To create an SGT group that can be used for an access control rule, use the following procedure:

Before you begin

You must have the following configurations or environments configured prior to creating a security group tag (SGT) group:

  • FDM-managed device must be running at least Version 6.5.

  • You must configure the ISE identity source to subscribe to SXP mappings and enable deploy changes. To manage SXP mappings, see Configure Security Groups and SXP Publishing in ISE of the Firepower Device Manager Configuration Guide for the version you're using, Version 6.7 and later.

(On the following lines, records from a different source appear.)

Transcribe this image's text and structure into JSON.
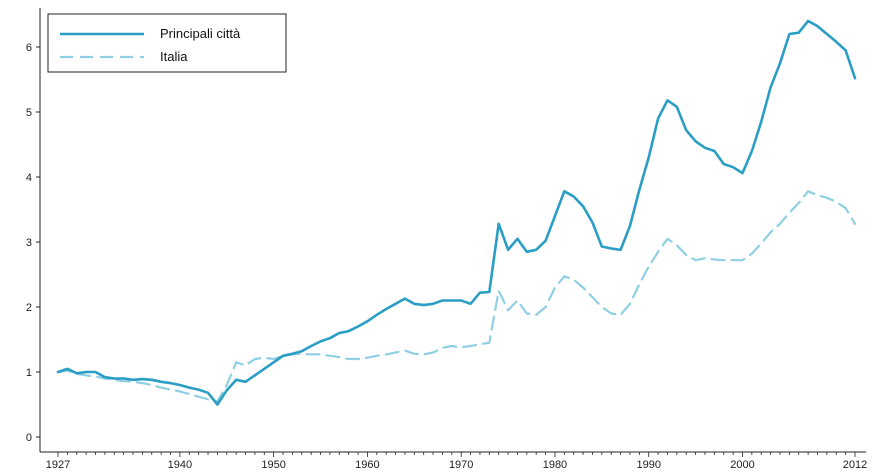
{
  "chart_data": {
    "type": "line",
    "title": "",
    "xlabel": "",
    "ylabel": "",
    "xlim": [
      1927,
      2012
    ],
    "ylim": [
      0,
      6.5
    ],
    "x_ticks": [
      1927,
      1940,
      1950,
      1960,
      1970,
      1980,
      1990,
      2000,
      2012
    ],
    "y_ticks": [
      0,
      1,
      2,
      3,
      4,
      5,
      6
    ],
    "grid": false,
    "legend_position": "top-left",
    "series": [
      {
        "name": "Principali città",
        "style": "solid",
        "color": "#2a9ec4",
        "points": [
          [
            1927,
            1.0
          ],
          [
            1928,
            1.05
          ],
          [
            1929,
            0.98
          ],
          [
            1930,
            1.0
          ],
          [
            1931,
            1.0
          ],
          [
            1932,
            0.92
          ],
          [
            1933,
            0.9
          ],
          [
            1934,
            0.9
          ],
          [
            1935,
            0.88
          ],
          [
            1936,
            0.89
          ],
          [
            1937,
            0.88
          ],
          [
            1938,
            0.85
          ],
          [
            1939,
            0.83
          ],
          [
            1940,
            0.8
          ],
          [
            1941,
            0.76
          ],
          [
            1942,
            0.73
          ],
          [
            1943,
            0.68
          ],
          [
            1944,
            0.5
          ],
          [
            1945,
            0.72
          ],
          [
            1946,
            0.88
          ],
          [
            1947,
            0.85
          ],
          [
            1948,
            0.95
          ],
          [
            1949,
            1.05
          ],
          [
            1950,
            1.15
          ],
          [
            1951,
            1.25
          ],
          [
            1952,
            1.28
          ],
          [
            1953,
            1.32
          ],
          [
            1954,
            1.4
          ],
          [
            1955,
            1.47
          ],
          [
            1956,
            1.52
          ],
          [
            1957,
            1.6
          ],
          [
            1958,
            1.63
          ],
          [
            1959,
            1.7
          ],
          [
            1960,
            1.78
          ],
          [
            1961,
            1.88
          ],
          [
            1962,
            1.97
          ],
          [
            1963,
            2.05
          ],
          [
            1964,
            2.13
          ],
          [
            1965,
            2.05
          ],
          [
            1966,
            2.03
          ],
          [
            1967,
            2.05
          ],
          [
            1968,
            2.1
          ],
          [
            1969,
            2.1
          ],
          [
            1970,
            2.1
          ],
          [
            1971,
            2.05
          ],
          [
            1972,
            2.22
          ],
          [
            1973,
            2.23
          ],
          [
            1974,
            3.28
          ],
          [
            1975,
            2.88
          ],
          [
            1976,
            3.05
          ],
          [
            1977,
            2.85
          ],
          [
            1978,
            2.88
          ],
          [
            1979,
            3.02
          ],
          [
            1980,
            3.4
          ],
          [
            1981,
            3.78
          ],
          [
            1982,
            3.7
          ],
          [
            1983,
            3.55
          ],
          [
            1984,
            3.3
          ],
          [
            1985,
            2.93
          ],
          [
            1986,
            2.9
          ],
          [
            1987,
            2.88
          ],
          [
            1988,
            3.25
          ],
          [
            1989,
            3.8
          ],
          [
            1990,
            4.3
          ],
          [
            1991,
            4.9
          ],
          [
            1992,
            5.18
          ],
          [
            1993,
            5.08
          ],
          [
            1994,
            4.72
          ],
          [
            1995,
            4.55
          ],
          [
            1996,
            4.45
          ],
          [
            1997,
            4.4
          ],
          [
            1998,
            4.2
          ],
          [
            1999,
            4.15
          ],
          [
            2000,
            4.06
          ],
          [
            2001,
            4.4
          ],
          [
            2002,
            4.85
          ],
          [
            2003,
            5.38
          ],
          [
            2004,
            5.75
          ],
          [
            2005,
            6.2
          ],
          [
            2006,
            6.22
          ],
          [
            2007,
            6.4
          ],
          [
            2008,
            6.32
          ],
          [
            2009,
            6.2
          ],
          [
            2010,
            6.08
          ],
          [
            2011,
            5.95
          ],
          [
            2012,
            5.52
          ]
        ]
      },
      {
        "name": "Italia",
        "style": "dashed",
        "color": "#8fcfe3",
        "points": [
          [
            1927,
            1.0
          ],
          [
            1928,
            1.02
          ],
          [
            1929,
            0.97
          ],
          [
            1930,
            0.95
          ],
          [
            1931,
            0.93
          ],
          [
            1932,
            0.9
          ],
          [
            1933,
            0.88
          ],
          [
            1934,
            0.86
          ],
          [
            1935,
            0.85
          ],
          [
            1936,
            0.83
          ],
          [
            1937,
            0.8
          ],
          [
            1938,
            0.76
          ],
          [
            1939,
            0.73
          ],
          [
            1940,
            0.7
          ],
          [
            1941,
            0.66
          ],
          [
            1942,
            0.62
          ],
          [
            1943,
            0.58
          ],
          [
            1944,
            0.55
          ],
          [
            1945,
            0.8
          ],
          [
            1946,
            1.15
          ],
          [
            1947,
            1.1
          ],
          [
            1948,
            1.2
          ],
          [
            1949,
            1.22
          ],
          [
            1950,
            1.2
          ],
          [
            1951,
            1.25
          ],
          [
            1952,
            1.27
          ],
          [
            1953,
            1.28
          ],
          [
            1954,
            1.27
          ],
          [
            1955,
            1.27
          ],
          [
            1956,
            1.25
          ],
          [
            1957,
            1.23
          ],
          [
            1958,
            1.2
          ],
          [
            1959,
            1.2
          ],
          [
            1960,
            1.22
          ],
          [
            1961,
            1.25
          ],
          [
            1962,
            1.27
          ],
          [
            1963,
            1.3
          ],
          [
            1964,
            1.33
          ],
          [
            1965,
            1.28
          ],
          [
            1966,
            1.27
          ],
          [
            1967,
            1.3
          ],
          [
            1968,
            1.37
          ],
          [
            1969,
            1.4
          ],
          [
            1970,
            1.38
          ],
          [
            1971,
            1.4
          ],
          [
            1972,
            1.43
          ],
          [
            1973,
            1.45
          ],
          [
            1974,
            2.25
          ],
          [
            1975,
            1.95
          ],
          [
            1976,
            2.1
          ],
          [
            1977,
            1.9
          ],
          [
            1978,
            1.88
          ],
          [
            1979,
            2.0
          ],
          [
            1980,
            2.3
          ],
          [
            1981,
            2.47
          ],
          [
            1982,
            2.42
          ],
          [
            1983,
            2.3
          ],
          [
            1984,
            2.15
          ],
          [
            1985,
            2.0
          ],
          [
            1986,
            1.9
          ],
          [
            1987,
            1.88
          ],
          [
            1988,
            2.05
          ],
          [
            1989,
            2.35
          ],
          [
            1990,
            2.62
          ],
          [
            1991,
            2.85
          ],
          [
            1992,
            3.05
          ],
          [
            1993,
            2.95
          ],
          [
            1994,
            2.8
          ],
          [
            1995,
            2.72
          ],
          [
            1996,
            2.75
          ],
          [
            1997,
            2.73
          ],
          [
            1998,
            2.72
          ],
          [
            1999,
            2.72
          ],
          [
            2000,
            2.72
          ],
          [
            2001,
            2.82
          ],
          [
            2002,
            2.98
          ],
          [
            2003,
            3.15
          ],
          [
            2004,
            3.28
          ],
          [
            2005,
            3.45
          ],
          [
            2006,
            3.6
          ],
          [
            2007,
            3.78
          ],
          [
            2008,
            3.72
          ],
          [
            2009,
            3.68
          ],
          [
            2010,
            3.62
          ],
          [
            2011,
            3.52
          ],
          [
            2012,
            3.28
          ]
        ]
      }
    ]
  }
}
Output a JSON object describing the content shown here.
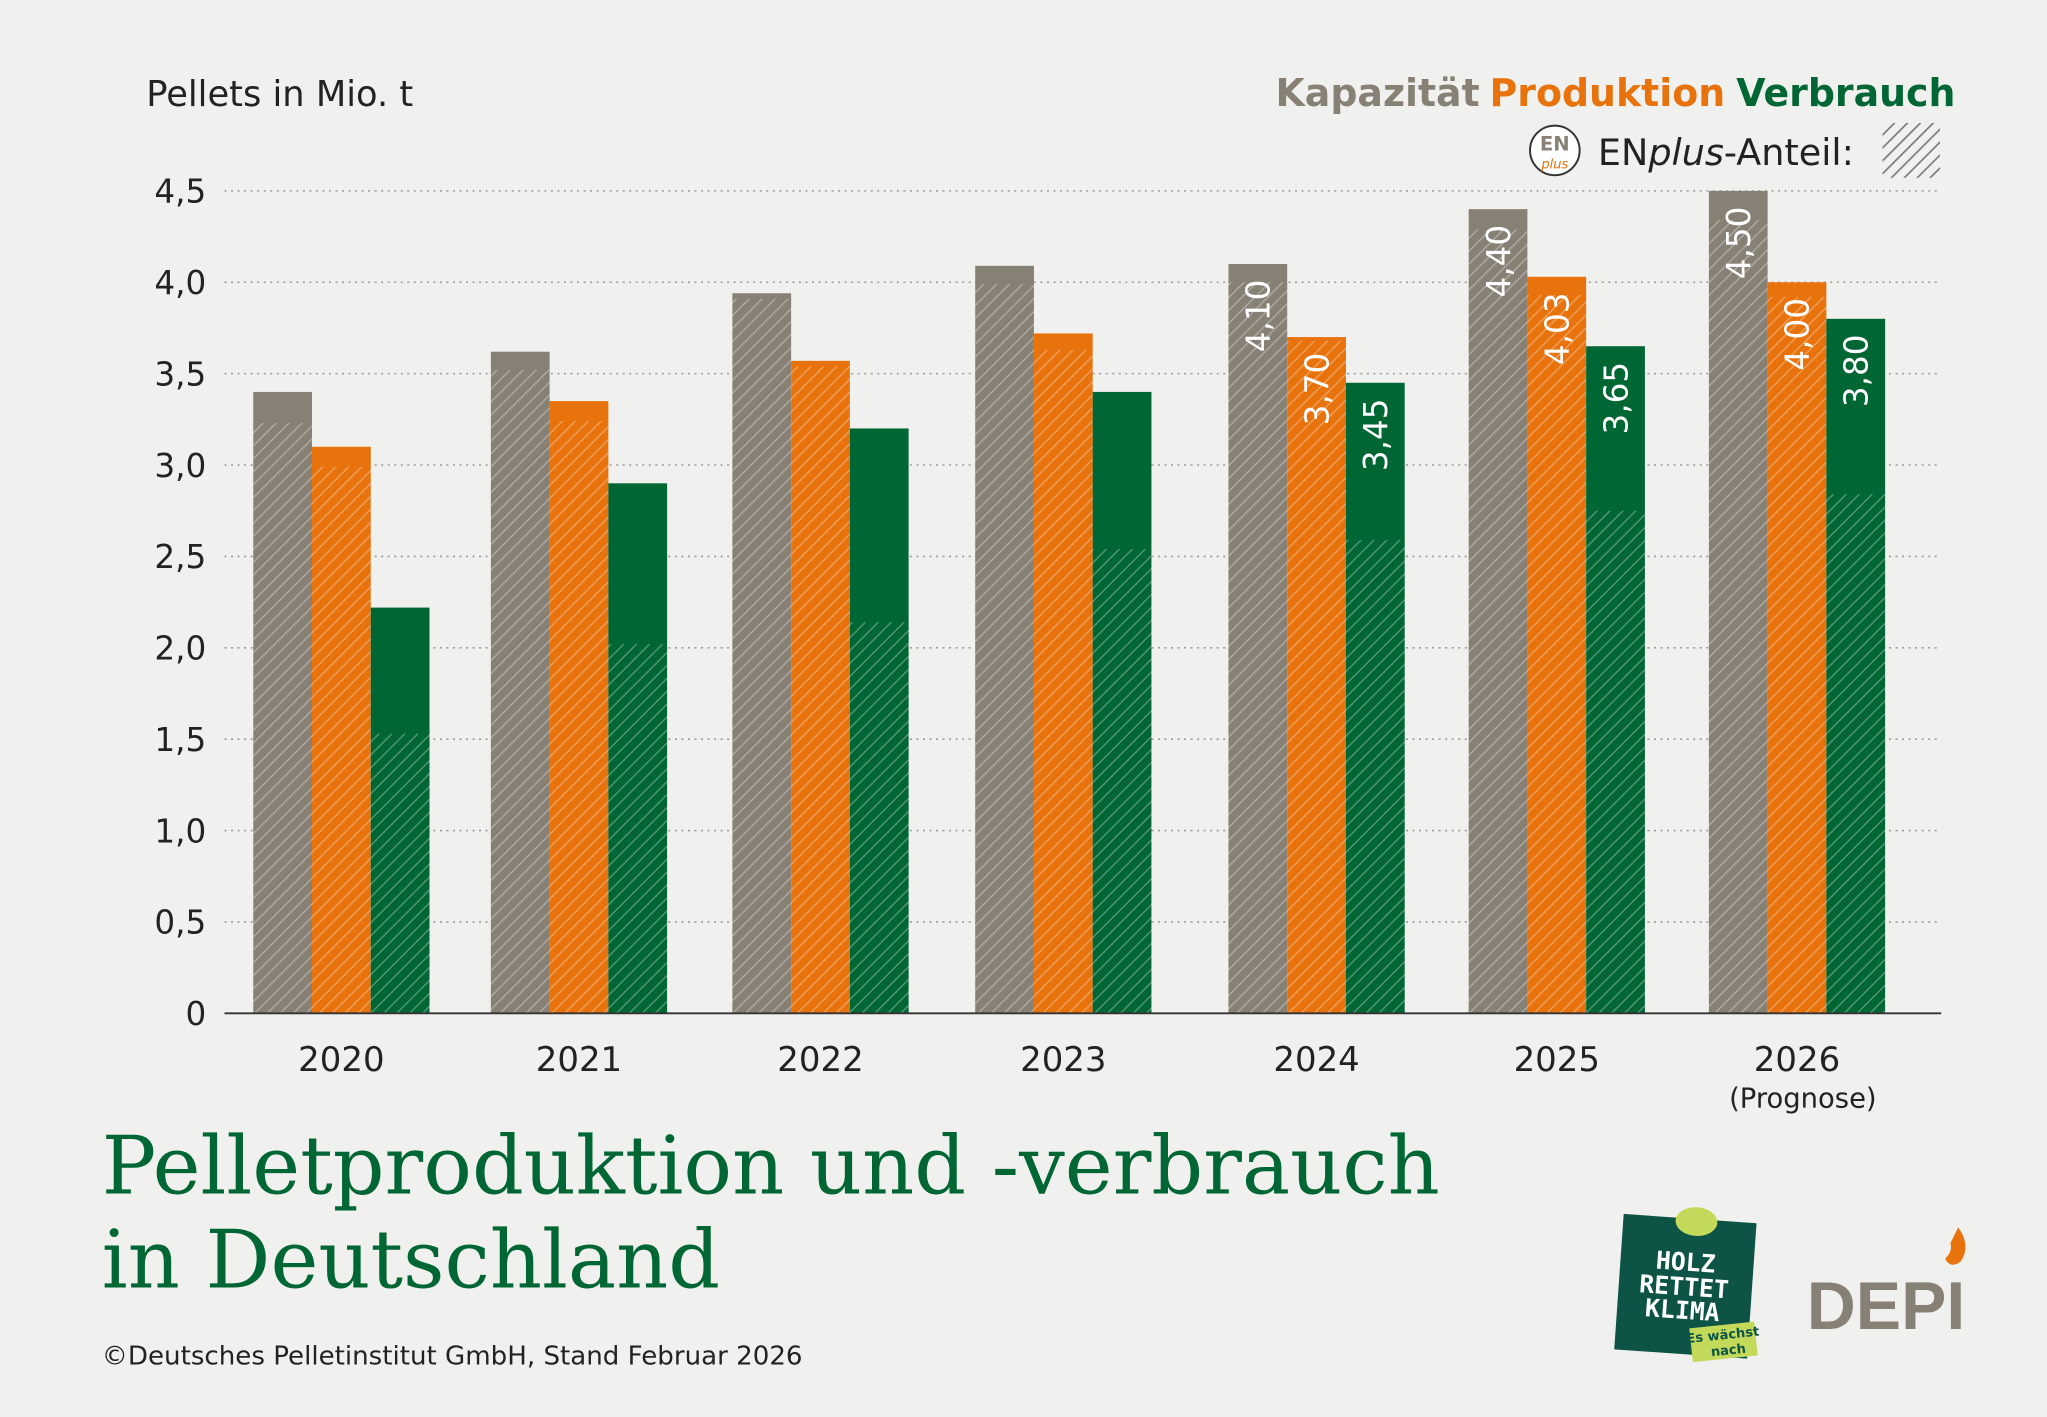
{
  "chart_data": {
    "type": "bar",
    "ylabel": "Pellets in Mio. t",
    "title": "Pelletproduktion und -verbrauch",
    "title_line2": "in Deutschland",
    "categories": [
      "2020",
      "2021",
      "2022",
      "2023",
      "2024",
      "2025",
      "2026"
    ],
    "category_notes": {
      "2026": "(Prognose)"
    },
    "ylim": [
      0,
      4.5
    ],
    "yticks": [
      "0",
      "0,5",
      "1,0",
      "1,5",
      "2,0",
      "2,5",
      "3,0",
      "3,5",
      "4,0",
      "4,5"
    ],
    "grid": true,
    "legend_position": "top-right",
    "legend_hatch_label_prefix": "EN",
    "legend_hatch_label_italic": "plus",
    "legend_hatch_label_suffix": "-Anteil:",
    "enplus_badge": {
      "top": "EN",
      "bottom": "plus"
    },
    "series": [
      {
        "name": "Kapazität",
        "color": "#878074",
        "values": [
          3.4,
          3.62,
          3.94,
          4.09,
          4.1,
          4.4,
          4.5
        ],
        "enplus_share": [
          3.23,
          3.52,
          3.91,
          3.99,
          4.0,
          4.29,
          4.34
        ],
        "labels": [
          "",
          "",
          "",
          "",
          "4,10",
          "4,40",
          "4,50"
        ]
      },
      {
        "name": "Produktion",
        "color": "#e8720c",
        "values": [
          3.1,
          3.35,
          3.57,
          3.72,
          3.7,
          4.03,
          4.0
        ],
        "enplus_share": [
          2.99,
          3.24,
          3.54,
          3.63,
          3.68,
          3.93,
          3.92
        ],
        "labels": [
          "",
          "",
          "",
          "",
          "3,70",
          "4,03",
          "4,00"
        ]
      },
      {
        "name": "Verbrauch",
        "color": "#006633",
        "values": [
          2.22,
          2.9,
          3.2,
          3.4,
          3.45,
          3.65,
          3.8
        ],
        "enplus_share": [
          1.53,
          2.02,
          2.14,
          2.54,
          2.59,
          2.75,
          2.84
        ],
        "labels": [
          "",
          "",
          "",
          "",
          "3,45",
          "3,65",
          "3,80"
        ]
      }
    ]
  },
  "footer": {
    "copyright": "©Deutsches Pelletinstitut GmbH, Stand Februar 2026",
    "logo_holz": [
      "HOLZ",
      "RETTET",
      "KLIMA",
      "Es wächst",
      "nach"
    ],
    "logo_depi": "DEPI"
  }
}
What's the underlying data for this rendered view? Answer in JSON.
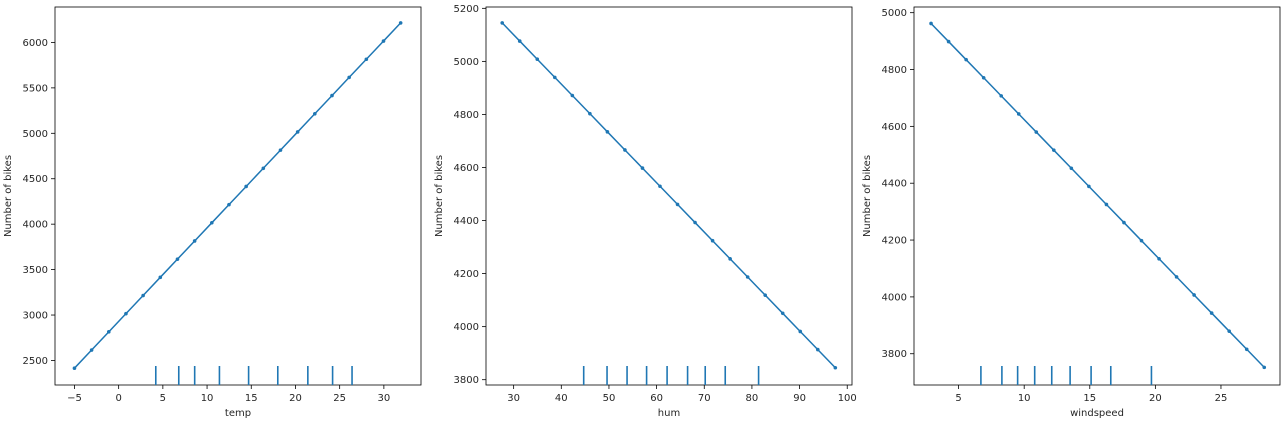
{
  "chart_data": [
    {
      "type": "line",
      "xlabel": "temp",
      "ylabel": "Number of bikes",
      "xlim": [
        -7.2,
        34.2
      ],
      "ylim": [
        2230,
        6390
      ],
      "xticks": [
        -5,
        0,
        5,
        10,
        15,
        20,
        25,
        30
      ],
      "yticks": [
        2500,
        3000,
        3500,
        4000,
        4500,
        5000,
        5500,
        6000
      ],
      "line": {
        "x0": -5,
        "x1": 31.9,
        "y0": 2415,
        "y1": 6215,
        "points": 20,
        "color": "#1f77b4"
      },
      "rug": [
        4.2,
        6.8,
        8.6,
        11.4,
        14.7,
        18.0,
        21.4,
        24.2,
        26.4
      ]
    },
    {
      "type": "line",
      "xlabel": "hum",
      "ylabel": "Number of bikes",
      "xlim": [
        24.2,
        101.0
      ],
      "ylim": [
        3780,
        5205
      ],
      "xticks": [
        30,
        40,
        50,
        60,
        70,
        80,
        90,
        100
      ],
      "yticks": [
        3800,
        4000,
        4200,
        4400,
        4600,
        4800,
        5000,
        5200
      ],
      "line": {
        "x0": 27.6,
        "x1": 97.5,
        "y0": 5145,
        "y1": 3845,
        "points": 20,
        "color": "#1f77b4"
      },
      "rug": [
        44.7,
        49.6,
        53.8,
        57.9,
        62.2,
        66.5,
        70.2,
        74.4,
        81.4
      ]
    },
    {
      "type": "line",
      "xlabel": "windspeed",
      "ylabel": "Number of bikes",
      "xlim": [
        1.6,
        29.5
      ],
      "ylim": [
        3690,
        5020
      ],
      "xticks": [
        5,
        10,
        15,
        20,
        25
      ],
      "yticks": [
        3800,
        4000,
        4200,
        4400,
        4600,
        4800,
        5000
      ],
      "line": {
        "x0": 2.9,
        "x1": 28.3,
        "y0": 4962,
        "y1": 3752,
        "points": 20,
        "color": "#1f77b4"
      },
      "rug": [
        6.7,
        8.3,
        9.5,
        10.8,
        12.1,
        13.5,
        15.1,
        16.6,
        19.7
      ]
    }
  ]
}
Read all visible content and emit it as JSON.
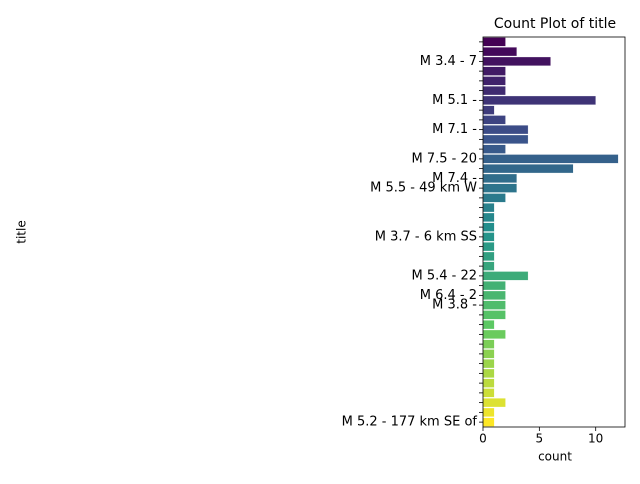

  • All SGTs must be created in ISE. To create an SGT, see the Cisco Identity Services Engine Configuration Guide of the version your are currently running.

Procedure

Step 1

In the CDO navigation bar on the left, click Objects > FDM Objects.

Step 2

Click the blue plus button to create an object.

Step 3

Click FTD > Network.

Step 4

Enter an Object Name.

Step 5

(Optional) Add a description.

Step 6

Click SGT and use the drop-down menu to check all the applicable SGTs you want included in the group. You can sort the list by SGT name.

Step 7

Click Save.

Note

You cannot create or edit SGTs in CDO, you can only add or remove them from an SGT group. To create or edit an SGT, see the Cisco Identity Services Engine Configuration Guide of the version you are currently running.